Amarcord di salotti letterari con gli Ojetti e i conti Primoli

Il palazzo di via Zanardelli ospita il «racconto per immagini» di una stagione ricca di fermenti culturali

Amarcord di salotti letterari con gli Ojetti e i conti Primoli

Silvia Castello

La mostra «Primoli e gli Ojetti. Il conte, l’architetto, il letterato», allestita alla fondazione Primoli fino al 27 ottobre, è un’autentica riscoperta messa in luce da un suggestivo pro memoria visivo. Un’occasione per conoscere il personaggio e in particolare ripercorrere la trasformazione del Palazzo in via Zanardelli che Ojetti realizzò (1904-11) per Giuseppe Primoli. Si tratta di un racconto per immagini della storia di questo angolo di città, documentato da ritratti di famiglia, acquerelli, fotografie, disegni di progetto ritrovati nell’Archivio Storico Capitolino ed esposti per la prima volta, e materiale della biblioteca legato alle personalità di spicco del famoso salotto mondano-letterario, creato dal conte Primoli quale punto di riferimento culturale della Roma bizantina e belle époque.
Sezione quest’ultima, curata personalmente dal professor Massimo Colesanti, presidente della Fondazione Primoli. Scorrono così, oltre cento lettere dello scrittore e giornalista Ugo Ojetti al conte (1894-1908), introdotto giovanissimo dallo zio ancor prima del padre Raffaello. «Ho conosciuto domenica scorsa, a Roma, al ricevimento di casa Odescalchi, Castelar. È un attore vero: pensi che è spagnuolo e oratore. Lo conosce?(...

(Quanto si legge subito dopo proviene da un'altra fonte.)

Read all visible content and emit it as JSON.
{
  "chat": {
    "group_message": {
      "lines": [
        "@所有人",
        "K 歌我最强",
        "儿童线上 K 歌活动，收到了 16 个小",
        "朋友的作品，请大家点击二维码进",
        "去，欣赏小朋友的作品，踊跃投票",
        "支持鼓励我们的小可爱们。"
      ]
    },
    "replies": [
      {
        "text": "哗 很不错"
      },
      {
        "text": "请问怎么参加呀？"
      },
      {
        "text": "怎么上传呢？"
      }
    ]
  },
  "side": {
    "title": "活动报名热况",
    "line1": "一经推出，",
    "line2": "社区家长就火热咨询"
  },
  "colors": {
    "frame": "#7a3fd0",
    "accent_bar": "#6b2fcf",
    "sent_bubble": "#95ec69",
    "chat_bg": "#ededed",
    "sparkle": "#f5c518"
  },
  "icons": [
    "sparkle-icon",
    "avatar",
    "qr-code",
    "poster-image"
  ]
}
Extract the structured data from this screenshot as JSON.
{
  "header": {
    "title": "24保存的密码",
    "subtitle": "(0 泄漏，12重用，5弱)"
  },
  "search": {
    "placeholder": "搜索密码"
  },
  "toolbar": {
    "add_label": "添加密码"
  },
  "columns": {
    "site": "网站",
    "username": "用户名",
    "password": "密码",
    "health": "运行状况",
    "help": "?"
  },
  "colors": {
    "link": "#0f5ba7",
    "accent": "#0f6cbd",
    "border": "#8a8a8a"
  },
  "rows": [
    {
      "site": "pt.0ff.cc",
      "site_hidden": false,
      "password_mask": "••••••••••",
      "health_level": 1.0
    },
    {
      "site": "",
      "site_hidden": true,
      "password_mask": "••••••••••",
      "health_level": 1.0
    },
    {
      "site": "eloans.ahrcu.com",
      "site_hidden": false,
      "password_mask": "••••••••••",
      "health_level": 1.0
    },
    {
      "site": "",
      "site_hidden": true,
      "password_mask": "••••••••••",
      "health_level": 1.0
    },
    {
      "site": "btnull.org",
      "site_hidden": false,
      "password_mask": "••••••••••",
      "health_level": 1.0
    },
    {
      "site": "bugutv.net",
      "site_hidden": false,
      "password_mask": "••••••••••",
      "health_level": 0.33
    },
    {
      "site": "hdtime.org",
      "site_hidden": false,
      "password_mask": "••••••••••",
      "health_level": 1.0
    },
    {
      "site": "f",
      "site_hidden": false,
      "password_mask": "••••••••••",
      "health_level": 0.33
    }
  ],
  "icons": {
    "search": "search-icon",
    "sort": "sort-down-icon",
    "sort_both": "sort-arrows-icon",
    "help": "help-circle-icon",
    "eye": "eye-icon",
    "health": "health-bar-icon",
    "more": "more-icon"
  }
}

) Ha parlato con Finali del Senato, con Antonelli di politica africana (ne hanno dette di belle!), con Pascarella di dialetto romanesco, con Bernabei di arte etrusca, con mio padre (che lo ha preso sul serio e se lo spupazza per Roma) di architettura medievale, con me di letteratura italiana, con Pandolfi (mi par giusto metterlo in fondo) dell'arbitrato per la Pace!» S'incontrano tutti i nomi degli assidui frequentatori di casa Primoli, «che spesso sono l’oggetto di articoli, interviste, note e corrispondenze che il brillante autore pubblicherà, dal 1898, sul Corriere della Sera, cui rimarrà fedele per quasi tutta la sua vita» spiega Massimo Colesanti.